Through the spring of my junior year in high school, my mother prayed that God would lead Jerry Higgs to propose. I heard her morning and evening, adding that plan to the sad, sweet list of bedridden relatives and community members she prayed for. Praise God, if He was listening, He did not show His will in that regard. That prospect filled me with dread. Jerry Higgs did not impress me. To spare my mother distress, I pretended to like talking to him, but whenever I said anything, it didn’t feel like me talking, the real me. Every word that came out of my mouth felt pitiful, like a script from a TV show or phony words from some book written fifty years ago for only girls to read. It did not make a bit
of difference what I said to Jerry Higgs anyway, I barely got a word in edgewise.

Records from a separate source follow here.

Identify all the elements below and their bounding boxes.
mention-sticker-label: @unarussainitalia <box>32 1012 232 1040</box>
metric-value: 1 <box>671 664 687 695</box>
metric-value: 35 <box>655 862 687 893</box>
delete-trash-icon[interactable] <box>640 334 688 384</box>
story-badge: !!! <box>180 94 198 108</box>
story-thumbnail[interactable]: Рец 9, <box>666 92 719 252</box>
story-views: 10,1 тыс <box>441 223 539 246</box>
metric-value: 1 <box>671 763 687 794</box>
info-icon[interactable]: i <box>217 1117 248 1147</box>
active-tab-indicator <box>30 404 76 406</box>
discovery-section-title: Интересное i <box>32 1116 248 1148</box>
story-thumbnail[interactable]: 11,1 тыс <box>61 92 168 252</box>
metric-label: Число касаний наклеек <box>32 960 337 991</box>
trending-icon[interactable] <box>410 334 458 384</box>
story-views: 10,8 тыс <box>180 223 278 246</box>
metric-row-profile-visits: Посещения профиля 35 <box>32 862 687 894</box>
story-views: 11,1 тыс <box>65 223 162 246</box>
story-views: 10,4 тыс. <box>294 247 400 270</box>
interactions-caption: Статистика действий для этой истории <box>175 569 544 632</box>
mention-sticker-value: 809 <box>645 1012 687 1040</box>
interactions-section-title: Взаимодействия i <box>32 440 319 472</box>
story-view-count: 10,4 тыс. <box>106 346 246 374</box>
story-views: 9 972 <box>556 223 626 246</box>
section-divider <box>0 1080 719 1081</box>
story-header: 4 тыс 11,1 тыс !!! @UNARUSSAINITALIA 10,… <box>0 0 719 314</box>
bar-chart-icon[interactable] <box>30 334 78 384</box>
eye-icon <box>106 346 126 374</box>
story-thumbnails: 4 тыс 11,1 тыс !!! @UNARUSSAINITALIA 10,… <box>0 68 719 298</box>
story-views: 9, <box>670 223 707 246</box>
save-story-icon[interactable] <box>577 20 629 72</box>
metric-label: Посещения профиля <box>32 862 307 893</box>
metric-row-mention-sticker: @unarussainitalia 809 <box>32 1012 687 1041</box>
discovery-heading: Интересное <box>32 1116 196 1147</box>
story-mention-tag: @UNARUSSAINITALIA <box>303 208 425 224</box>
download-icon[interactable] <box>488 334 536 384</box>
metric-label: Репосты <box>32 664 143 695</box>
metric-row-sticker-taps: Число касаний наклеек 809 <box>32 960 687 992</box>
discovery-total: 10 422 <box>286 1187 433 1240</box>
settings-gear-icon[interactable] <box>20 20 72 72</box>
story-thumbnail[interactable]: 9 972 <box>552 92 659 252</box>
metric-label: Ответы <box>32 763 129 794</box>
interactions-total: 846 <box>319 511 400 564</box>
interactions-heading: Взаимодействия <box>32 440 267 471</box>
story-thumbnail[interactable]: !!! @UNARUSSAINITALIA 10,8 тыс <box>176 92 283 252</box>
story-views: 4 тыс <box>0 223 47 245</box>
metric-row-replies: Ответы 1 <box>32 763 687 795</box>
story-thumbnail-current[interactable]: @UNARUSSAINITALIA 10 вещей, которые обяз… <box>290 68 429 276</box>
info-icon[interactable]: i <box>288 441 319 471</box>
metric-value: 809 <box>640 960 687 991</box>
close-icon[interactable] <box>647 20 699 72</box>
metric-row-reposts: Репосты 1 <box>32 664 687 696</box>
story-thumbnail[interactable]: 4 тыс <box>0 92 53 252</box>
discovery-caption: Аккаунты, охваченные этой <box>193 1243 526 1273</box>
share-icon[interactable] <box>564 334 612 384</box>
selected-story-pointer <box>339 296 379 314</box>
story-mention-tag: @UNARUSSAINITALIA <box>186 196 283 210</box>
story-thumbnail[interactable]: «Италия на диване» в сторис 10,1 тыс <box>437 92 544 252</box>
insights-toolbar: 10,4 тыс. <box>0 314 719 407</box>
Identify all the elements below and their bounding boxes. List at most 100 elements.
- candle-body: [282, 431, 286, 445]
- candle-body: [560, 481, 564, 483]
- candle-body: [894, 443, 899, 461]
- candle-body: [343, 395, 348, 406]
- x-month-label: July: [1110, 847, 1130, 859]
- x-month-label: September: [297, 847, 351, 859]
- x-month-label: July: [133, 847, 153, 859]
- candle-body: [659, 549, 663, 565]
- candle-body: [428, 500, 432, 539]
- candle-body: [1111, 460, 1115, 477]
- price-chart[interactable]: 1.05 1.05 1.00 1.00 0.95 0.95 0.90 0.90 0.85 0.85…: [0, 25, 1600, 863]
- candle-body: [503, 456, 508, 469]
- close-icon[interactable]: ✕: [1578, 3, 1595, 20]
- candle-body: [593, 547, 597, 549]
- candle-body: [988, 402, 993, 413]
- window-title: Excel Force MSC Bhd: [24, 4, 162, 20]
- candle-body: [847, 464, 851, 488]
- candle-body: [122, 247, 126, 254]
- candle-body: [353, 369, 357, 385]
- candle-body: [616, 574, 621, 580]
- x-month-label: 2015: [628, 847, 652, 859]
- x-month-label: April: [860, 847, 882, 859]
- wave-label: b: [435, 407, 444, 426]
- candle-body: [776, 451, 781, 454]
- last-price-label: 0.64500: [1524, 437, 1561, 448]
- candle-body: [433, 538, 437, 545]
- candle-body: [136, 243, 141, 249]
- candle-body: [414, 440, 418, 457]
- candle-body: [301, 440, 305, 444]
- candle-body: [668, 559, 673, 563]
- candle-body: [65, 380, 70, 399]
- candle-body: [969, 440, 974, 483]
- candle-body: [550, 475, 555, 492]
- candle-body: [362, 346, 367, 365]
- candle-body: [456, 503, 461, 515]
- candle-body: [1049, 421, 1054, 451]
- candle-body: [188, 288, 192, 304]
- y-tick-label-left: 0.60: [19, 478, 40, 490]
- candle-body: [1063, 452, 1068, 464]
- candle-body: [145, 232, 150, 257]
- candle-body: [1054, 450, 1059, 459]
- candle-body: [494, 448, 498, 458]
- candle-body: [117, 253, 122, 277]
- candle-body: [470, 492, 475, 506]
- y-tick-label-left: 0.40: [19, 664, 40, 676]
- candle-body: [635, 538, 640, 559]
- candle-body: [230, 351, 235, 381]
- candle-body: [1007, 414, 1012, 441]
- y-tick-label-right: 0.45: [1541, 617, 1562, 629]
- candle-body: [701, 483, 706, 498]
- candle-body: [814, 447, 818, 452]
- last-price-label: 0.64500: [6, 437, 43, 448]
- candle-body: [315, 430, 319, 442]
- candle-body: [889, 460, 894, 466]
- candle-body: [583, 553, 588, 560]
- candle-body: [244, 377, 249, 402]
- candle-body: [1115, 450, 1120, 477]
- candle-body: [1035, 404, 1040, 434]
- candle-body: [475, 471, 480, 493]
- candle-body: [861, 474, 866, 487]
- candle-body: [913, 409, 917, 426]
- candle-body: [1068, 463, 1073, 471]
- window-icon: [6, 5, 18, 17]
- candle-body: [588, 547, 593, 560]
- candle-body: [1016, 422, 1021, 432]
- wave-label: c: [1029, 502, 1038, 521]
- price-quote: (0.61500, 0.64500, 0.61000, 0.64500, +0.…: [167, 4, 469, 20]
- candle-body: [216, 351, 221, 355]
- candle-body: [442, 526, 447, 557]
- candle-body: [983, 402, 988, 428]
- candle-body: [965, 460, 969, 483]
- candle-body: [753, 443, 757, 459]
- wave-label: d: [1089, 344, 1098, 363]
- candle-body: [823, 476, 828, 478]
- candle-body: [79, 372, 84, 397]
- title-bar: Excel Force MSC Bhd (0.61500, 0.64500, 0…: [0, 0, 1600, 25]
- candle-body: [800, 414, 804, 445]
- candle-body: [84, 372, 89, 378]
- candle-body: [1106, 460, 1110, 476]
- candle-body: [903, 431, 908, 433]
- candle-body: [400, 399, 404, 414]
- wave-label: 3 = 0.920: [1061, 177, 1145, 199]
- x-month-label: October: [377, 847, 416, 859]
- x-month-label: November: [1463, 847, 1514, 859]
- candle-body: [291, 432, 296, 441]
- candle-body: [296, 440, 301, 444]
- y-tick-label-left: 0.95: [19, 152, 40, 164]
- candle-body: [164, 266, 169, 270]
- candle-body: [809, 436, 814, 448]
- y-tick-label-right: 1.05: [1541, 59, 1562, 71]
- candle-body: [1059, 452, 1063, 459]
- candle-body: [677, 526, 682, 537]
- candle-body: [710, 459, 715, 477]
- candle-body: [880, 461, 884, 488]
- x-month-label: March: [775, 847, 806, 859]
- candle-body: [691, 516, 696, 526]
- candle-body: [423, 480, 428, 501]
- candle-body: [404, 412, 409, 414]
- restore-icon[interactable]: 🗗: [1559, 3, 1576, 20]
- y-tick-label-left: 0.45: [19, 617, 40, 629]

One afternoon before I started going with Lux, Jerry followed me to the bus line and asked if he could drive me home. He had a gold Chevy Nova that his daddy, Jerry Sr., a hotshot at Consolidation Coal, had bought him for Christmas. His mother was my math teacher, and it entered my mind that things could get uncomfortable in class if I refused to take a ride from her son. I also knew my mother would want me to. Jerry revved the engine, popped the clutch, and the wheels of the car spun mud and gravel all over the school parking lot. I swear he thought he was Steve McQueen, speeding around corners, never paying attention to any of the road signs that showed speed limits or twisty roads up ahead. All the while he ran his jaw about how he was headed to West Virginia University and planned to go on to medical school. Seemed like he never cared to hear what I had to say back.
Halfway home, Jerry stopped at a pull-off on the top of Peckinpaw Ridge and began to slide himself over to my side of the front seat. I inched away until I was crammed against the door handle on my side of the car. He acted like I should let him put his pudgy roamin’ hands up my skirt because someday he would be a medical doctor, and because he had such a shiny new Chevy to drive around in. His breath smelled sour like overripe onions. Worst of all was this blank, greedy look in his eyes that put me in mind of a boar hog, ready to gobble down his evening feed before he even checked to see what was set out before him. I crossed my arms over my chest, and my legs clamped themselves together. Then I said, “Take me home right now, Dr. Higgs, or I will walk and get there just fine on my own.” Those were the last words I ever said to him, but I did not only blame Jerry Higgs. I blamed myself, too. The time for make-believe was over.